3 Temptations of the Emerging Generation

Before you get too far into this post, I don’t have a real clear handle on how to describe generations and changes.  Some people talk about the emerging church and sometimes our labels can lead to more confusion than clarity.  By emerging, simply think of the generation that is currently in their teens, twenties and even early thirties.  At some point in all our lives, we were the emerging generation.  At some point, too, we just get called “old.”

Back on point…I have been listening to podcasts from Craig Groeschel who is senior pastor at lifechurch.tv.  I’m in the midst of his third message, but have been thinking about what he talked about in his first message of this series.  He spoke primarily to the emerging generation and identified three temptations he believes apply to this generation of teens, twenties and early thirties.  He did say that these are his opinion, but I think he is on target and would like others thoughts on it.

Briefly, here are the three temptations as he sees them:

1. Temptation to Feel Entitled. We have a lot of “stuff” and one thing the emerging generation faces is the sense of entitlement.  In a world where everything is new, it creates an expectation of having that same standard of living throughout life.

Great thought on this:  we have a good life and feel like we deserve it.  When things go bad, we blame God because we feel we deserve it.  God doesn’t get the glory when things are good, but gets the blame when things are bad.

2. Temptation to Define Truth as We See It. We have been taught that there is no thing as absolute truth, so truth is defined by whatever makes me happy.

Love this illustration on this idea of judging things on how we feel.  Sin is like a sneeze.  It feels good coming out, but then there is snot everywhere. Great picture, wouldn’t you say?

3. Temptation to Postpone Adulthood. He referred to one person’s research on when people consider themselves as adults.  The primary answer was when they had a child.  So, until someone actually has children, he or she is not considered an adult.  Postponing adult can lead to postponing the roles and responsibilities that we equate with adults, in life, in the workforce and in the church.

That is a brief overview of his thoughts, but I have seen all three at work where I live.  Would be interested in other thoughts on this as well.

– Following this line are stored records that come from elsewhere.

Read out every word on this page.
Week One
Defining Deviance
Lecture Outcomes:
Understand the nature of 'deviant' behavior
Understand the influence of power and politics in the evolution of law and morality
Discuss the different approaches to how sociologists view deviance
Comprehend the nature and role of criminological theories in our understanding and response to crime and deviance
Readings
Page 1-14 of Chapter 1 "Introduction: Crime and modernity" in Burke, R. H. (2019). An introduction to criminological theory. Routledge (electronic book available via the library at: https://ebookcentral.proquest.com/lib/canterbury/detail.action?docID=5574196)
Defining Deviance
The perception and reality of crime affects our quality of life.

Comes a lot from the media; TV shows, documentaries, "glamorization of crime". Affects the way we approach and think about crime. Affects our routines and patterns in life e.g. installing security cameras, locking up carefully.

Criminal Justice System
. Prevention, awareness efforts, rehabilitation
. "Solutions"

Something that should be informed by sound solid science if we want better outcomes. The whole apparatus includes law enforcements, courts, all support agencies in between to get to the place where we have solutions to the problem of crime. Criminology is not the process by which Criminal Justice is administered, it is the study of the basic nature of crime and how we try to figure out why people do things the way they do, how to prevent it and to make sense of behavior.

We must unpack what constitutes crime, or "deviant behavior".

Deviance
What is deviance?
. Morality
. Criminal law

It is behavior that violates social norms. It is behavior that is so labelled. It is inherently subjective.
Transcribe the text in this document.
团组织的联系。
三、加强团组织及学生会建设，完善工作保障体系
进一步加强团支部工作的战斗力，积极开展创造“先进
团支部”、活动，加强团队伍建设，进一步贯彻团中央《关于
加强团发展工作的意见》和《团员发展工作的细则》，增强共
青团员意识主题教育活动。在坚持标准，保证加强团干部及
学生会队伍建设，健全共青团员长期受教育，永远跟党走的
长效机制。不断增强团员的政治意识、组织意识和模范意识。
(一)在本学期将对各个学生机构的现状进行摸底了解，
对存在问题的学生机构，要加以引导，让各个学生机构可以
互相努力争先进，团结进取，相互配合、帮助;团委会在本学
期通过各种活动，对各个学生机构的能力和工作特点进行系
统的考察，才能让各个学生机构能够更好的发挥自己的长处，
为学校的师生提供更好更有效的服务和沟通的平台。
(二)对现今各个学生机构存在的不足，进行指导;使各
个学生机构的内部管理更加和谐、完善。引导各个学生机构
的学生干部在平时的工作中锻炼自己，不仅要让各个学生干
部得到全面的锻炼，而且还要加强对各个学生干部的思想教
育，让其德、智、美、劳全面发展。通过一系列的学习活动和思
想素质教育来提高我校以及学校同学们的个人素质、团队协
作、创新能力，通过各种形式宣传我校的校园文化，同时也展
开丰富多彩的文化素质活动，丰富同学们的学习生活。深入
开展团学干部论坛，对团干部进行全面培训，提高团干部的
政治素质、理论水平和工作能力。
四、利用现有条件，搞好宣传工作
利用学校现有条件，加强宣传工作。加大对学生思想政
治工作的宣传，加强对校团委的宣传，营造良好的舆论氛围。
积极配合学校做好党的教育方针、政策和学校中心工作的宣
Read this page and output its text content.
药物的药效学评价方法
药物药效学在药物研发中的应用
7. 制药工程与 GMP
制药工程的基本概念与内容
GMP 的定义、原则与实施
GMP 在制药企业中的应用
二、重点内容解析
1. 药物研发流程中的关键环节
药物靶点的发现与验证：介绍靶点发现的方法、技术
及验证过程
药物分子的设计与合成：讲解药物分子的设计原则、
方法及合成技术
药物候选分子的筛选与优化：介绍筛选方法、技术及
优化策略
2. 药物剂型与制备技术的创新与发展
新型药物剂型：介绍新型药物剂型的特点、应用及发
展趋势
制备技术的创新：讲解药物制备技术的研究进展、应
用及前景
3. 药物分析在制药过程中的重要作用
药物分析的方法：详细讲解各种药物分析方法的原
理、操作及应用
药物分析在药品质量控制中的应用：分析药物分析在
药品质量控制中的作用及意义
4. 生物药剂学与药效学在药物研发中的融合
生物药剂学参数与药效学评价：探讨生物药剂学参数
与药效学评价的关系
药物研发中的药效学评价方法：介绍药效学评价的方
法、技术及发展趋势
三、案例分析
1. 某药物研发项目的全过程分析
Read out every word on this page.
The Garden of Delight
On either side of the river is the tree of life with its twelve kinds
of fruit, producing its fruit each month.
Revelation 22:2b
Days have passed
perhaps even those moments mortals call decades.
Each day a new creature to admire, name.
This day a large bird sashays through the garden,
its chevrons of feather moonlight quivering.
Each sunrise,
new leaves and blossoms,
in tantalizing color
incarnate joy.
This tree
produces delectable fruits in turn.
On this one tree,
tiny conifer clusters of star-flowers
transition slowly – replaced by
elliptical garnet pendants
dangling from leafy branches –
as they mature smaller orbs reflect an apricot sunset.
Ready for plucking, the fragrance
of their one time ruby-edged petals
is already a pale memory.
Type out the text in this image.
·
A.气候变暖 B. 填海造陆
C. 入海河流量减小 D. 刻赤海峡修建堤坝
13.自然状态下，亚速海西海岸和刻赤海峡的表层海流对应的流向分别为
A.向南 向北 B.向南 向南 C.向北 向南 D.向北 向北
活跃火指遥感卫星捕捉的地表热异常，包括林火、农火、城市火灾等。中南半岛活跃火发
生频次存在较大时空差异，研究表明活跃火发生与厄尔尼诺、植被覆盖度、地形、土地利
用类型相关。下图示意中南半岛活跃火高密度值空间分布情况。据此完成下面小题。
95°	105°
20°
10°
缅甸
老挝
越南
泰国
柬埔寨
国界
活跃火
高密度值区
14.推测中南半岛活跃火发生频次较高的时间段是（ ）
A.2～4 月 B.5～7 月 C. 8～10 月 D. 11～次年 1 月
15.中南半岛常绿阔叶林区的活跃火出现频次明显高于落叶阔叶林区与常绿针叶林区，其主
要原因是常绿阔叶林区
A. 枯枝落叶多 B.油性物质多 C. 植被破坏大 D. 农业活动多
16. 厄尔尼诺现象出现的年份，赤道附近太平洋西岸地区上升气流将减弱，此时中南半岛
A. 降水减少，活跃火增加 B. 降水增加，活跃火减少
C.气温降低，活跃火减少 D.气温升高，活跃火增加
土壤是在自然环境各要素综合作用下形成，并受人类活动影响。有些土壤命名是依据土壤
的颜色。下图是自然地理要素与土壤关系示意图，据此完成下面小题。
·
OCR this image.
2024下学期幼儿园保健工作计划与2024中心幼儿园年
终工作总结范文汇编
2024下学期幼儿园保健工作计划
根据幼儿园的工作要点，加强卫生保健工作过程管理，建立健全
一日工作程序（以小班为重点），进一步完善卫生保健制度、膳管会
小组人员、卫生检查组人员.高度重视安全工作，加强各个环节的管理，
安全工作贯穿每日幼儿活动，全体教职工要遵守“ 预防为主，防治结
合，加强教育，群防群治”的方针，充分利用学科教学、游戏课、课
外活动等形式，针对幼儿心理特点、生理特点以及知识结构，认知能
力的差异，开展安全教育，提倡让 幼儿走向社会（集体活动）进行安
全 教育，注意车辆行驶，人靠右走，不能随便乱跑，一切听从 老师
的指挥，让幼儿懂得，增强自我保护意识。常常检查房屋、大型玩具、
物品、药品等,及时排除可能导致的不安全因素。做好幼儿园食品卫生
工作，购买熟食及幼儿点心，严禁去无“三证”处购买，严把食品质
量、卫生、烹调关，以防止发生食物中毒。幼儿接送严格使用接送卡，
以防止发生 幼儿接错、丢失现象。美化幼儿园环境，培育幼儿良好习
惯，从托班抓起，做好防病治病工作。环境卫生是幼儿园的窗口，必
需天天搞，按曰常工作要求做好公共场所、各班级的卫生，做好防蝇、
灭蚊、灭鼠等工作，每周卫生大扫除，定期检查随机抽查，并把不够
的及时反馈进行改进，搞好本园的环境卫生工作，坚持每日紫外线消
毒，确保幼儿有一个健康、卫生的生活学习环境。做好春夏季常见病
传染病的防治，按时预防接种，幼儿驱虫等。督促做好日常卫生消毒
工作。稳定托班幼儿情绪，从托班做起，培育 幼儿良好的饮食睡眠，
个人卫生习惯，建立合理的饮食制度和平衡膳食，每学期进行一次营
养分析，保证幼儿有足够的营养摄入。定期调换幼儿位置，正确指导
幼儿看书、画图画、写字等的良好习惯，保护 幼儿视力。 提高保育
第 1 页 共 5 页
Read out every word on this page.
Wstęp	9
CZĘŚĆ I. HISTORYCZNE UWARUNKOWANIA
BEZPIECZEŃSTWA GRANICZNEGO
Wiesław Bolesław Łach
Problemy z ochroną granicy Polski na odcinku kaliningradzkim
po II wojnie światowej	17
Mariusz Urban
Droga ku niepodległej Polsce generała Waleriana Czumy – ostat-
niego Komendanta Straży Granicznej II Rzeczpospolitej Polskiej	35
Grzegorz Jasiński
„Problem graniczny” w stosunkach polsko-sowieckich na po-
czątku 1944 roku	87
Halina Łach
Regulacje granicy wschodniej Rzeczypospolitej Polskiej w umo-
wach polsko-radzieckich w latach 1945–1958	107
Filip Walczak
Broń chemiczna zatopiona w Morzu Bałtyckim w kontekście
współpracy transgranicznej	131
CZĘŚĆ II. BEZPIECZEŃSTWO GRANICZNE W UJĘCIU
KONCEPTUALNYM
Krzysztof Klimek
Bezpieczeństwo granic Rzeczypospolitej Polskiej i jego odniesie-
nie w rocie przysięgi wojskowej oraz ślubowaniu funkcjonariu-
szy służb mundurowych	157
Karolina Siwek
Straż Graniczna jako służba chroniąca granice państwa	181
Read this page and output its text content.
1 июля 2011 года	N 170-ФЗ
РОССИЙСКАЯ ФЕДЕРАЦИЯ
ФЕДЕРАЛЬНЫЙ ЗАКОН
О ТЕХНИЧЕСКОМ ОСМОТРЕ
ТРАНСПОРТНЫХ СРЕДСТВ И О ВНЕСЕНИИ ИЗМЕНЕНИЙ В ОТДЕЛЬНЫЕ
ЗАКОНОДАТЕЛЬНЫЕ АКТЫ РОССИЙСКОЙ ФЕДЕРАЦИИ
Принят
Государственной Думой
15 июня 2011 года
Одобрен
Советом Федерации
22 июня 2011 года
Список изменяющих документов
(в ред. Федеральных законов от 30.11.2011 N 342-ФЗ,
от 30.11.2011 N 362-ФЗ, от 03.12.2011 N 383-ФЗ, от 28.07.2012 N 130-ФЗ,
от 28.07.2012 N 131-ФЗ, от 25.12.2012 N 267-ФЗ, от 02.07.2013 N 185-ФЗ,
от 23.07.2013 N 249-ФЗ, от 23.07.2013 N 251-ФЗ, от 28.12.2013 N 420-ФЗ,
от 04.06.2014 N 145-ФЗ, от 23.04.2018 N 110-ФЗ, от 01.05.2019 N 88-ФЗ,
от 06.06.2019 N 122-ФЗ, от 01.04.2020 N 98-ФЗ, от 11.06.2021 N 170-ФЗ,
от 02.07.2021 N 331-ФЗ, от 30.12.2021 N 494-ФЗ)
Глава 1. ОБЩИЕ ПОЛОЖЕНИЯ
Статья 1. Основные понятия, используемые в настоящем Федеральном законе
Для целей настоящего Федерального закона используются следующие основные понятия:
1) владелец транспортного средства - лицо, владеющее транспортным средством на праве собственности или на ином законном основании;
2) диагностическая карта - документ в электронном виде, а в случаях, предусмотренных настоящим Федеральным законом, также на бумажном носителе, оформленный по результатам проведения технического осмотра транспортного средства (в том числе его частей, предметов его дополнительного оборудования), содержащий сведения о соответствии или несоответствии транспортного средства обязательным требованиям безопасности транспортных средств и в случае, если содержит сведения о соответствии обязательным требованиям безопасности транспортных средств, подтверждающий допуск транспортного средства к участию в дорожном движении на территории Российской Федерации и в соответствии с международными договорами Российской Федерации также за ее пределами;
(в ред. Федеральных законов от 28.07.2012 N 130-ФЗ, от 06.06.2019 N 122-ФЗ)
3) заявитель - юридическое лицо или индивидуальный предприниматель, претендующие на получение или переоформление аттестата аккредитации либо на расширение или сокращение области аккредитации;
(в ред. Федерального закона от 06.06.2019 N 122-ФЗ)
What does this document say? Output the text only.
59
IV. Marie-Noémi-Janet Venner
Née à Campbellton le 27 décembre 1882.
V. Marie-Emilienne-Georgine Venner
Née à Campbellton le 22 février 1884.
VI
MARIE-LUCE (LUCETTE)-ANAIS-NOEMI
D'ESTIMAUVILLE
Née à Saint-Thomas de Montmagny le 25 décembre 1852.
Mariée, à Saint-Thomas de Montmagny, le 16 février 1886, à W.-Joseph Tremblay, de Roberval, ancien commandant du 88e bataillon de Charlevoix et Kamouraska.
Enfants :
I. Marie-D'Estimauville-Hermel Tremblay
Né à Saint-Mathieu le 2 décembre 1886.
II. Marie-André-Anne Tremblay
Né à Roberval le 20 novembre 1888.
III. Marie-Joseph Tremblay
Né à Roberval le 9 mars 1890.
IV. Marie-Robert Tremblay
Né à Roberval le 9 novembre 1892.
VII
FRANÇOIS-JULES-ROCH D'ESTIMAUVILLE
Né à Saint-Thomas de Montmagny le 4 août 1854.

He is not bashing the emerging generation, but rather pointing out some obstacles young believers will face.  What is great is that he then challenges every generation to rise up and be the people God has created us to be.

Wild Goose Chase

Just finished reading “Wild Goose Chase” by Mark Batterson.  This is the third book of his I have read and I enjoy his style of writing and communicating.  He seems to live and serve with such passion and energy.  I especially enjoy reading the stories of the church he leads, National Community Church, in Washington DC.

In the book, he uses an old Celtic description of the Holy Spirit.  Celtic Christians had a name for the Spirit which translated into “wild goose.”  In his book, he identified 6 cages that keep us from chasing the Wild Goose – responsibility, routine, assumption, guilt, failure and fear.  In addressing each cage, he referenced a Biblical personality who overcame that limitation and chased the Wild Goose.

He has several challenges in the book that encourages the reader to get out of the rut and routine of church as we know it and pursue God.  One of his questions requires some reflection – are we more concerned with knowing God’s Will or knowing God?  How often are we guilty of trying to make God into our image rather than being made into the image of God?

Definitely a good read.  Now to do some of the things he said….

What Was He Thinking?

I am re-reading “Love & War” by John & Stasi Eldredge.  It is amazing (& humbling) to read something again and have things jump out at you like you’ve never seen them before.  Really points out how easily we can forget things…even really important things.

As John & Stasi talk about marriage, they describe marriage as a picture, a “passion play” of God’s love for His people.  In chapter 2 they write this:  “God created marriage as a living, breathing portrait laid out before the eyes of the world so they might see the story of the ages…God is a great lover, and he created marriage to play out on this earth a daily, living, breathing portrait of the intimacy He longs for with His people.”


Our marriages – our lives – are to be a demonstration of God’s love for humanity. That brings to mind the question, “What was He thinking?”  I mean, really, I know me.  I know how I think, how I justify my actions, how I forget what is important or honestly, that I care more about what I want than what others want (more times than I care to admit). Yet people like me are to model God’s perfect love for others.

While that seems to be a mission impossible, it also should serve as a reminder that God is calling us up into His Greater Story.  It should remind me that my life isn’t all about me.  It should remind couples that marriage is more than just about achieving happiness or even just surviving.  It is about being that living, breathing portrait and pointing back to the love of God.